Javier me había prevenido: “Million dollar baby no es una película para nenes”.
Durante la proyección —-en una sala vacía de Mataró Park—- Juan Florencio y Pedro Juan se agarraban a mi brazo y musitaban palabras de inquietud o socorro. Y yo mismo llegué a preguntarme si esa obra de Clint Eastwood es la más “adecuada” para chiquillos de 15 y 12 años de edad.
De vuelta a casa, por la autopista, intercambiamos frases de respeto, fascinación y pavor ante la gravedad trágica de la película.
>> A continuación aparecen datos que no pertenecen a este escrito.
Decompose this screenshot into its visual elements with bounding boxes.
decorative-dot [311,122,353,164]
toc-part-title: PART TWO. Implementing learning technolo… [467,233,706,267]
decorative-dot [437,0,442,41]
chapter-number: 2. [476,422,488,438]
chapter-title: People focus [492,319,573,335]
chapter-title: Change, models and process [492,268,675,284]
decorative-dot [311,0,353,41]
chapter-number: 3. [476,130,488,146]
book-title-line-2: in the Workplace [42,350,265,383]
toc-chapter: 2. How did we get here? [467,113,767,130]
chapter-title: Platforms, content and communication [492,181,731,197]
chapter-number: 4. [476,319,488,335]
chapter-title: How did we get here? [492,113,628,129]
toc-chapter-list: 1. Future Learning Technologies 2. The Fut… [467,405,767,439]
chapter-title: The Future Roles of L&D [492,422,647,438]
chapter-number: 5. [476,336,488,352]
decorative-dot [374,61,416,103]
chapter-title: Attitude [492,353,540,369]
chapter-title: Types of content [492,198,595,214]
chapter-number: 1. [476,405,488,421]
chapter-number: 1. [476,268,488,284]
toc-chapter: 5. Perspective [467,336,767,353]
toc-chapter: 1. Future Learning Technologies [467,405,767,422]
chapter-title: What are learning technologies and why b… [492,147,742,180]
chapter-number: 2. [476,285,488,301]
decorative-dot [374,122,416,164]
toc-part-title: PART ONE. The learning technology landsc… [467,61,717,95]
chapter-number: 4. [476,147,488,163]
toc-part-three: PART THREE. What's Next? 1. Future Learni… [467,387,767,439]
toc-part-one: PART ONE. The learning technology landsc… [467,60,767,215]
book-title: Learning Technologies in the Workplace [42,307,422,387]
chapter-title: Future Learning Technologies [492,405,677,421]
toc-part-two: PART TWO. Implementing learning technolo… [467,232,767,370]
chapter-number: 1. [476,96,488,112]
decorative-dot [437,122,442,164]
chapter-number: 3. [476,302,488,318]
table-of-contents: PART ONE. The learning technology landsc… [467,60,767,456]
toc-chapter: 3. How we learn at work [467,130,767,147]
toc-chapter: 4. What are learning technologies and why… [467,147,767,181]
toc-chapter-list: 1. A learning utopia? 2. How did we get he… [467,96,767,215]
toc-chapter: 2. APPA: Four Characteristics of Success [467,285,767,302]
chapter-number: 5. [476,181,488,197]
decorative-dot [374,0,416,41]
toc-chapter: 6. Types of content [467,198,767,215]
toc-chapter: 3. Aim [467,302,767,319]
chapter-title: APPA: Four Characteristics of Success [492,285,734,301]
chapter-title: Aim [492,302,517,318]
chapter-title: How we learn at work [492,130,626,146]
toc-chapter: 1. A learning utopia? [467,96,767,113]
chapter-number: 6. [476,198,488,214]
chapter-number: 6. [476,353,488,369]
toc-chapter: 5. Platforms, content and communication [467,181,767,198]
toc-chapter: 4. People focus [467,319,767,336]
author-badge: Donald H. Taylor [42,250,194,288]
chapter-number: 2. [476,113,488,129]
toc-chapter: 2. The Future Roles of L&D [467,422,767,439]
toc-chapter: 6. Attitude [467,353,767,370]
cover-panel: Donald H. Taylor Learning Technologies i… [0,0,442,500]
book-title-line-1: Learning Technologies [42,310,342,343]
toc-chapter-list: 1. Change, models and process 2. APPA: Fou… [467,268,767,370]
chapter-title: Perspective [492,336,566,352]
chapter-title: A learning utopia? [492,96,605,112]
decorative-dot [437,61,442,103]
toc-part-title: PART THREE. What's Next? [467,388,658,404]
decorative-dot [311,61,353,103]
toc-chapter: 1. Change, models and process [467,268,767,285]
Para mi sensibilidad, se impuso rápido la comparación con el Prizzi’s Honor de Huston, aunque explicar esa relación me llevaría hoy demasiado lejos, cuando me urgen otras cuestiones. ¿Cuál es la “buena” edad para “descubrir” a Sófocles, Shakespeare, Racine?
Es muy posible, me digo, que los niños y adolescentes atenienses de la época de Sófocles también se agarrasen al brazo de sus padres, en el instante en que Antígona desafía a Creonte y hace las libaciones de rigor ante los cuerpos sin vida de sus hermanos muertos. El diálogo con la oscuridad, el silencio y la incertidumbre de la vida eterna produce escalofríos y pavor. Como ocurre con el dolor, el sufrimiento, el heroísmo, que son formas de medir nuestra hombría ante la pobreza, el mal, la injusticia.
Ante el gran arte cinematográfico, me digo, la oscuridad de una sala casi vacía puede invitar a la comunión de los padres y los hijos con un espectáculo que tiene mucho de oficio religioso, en el sentido que podía tenerlo una tragedia griega.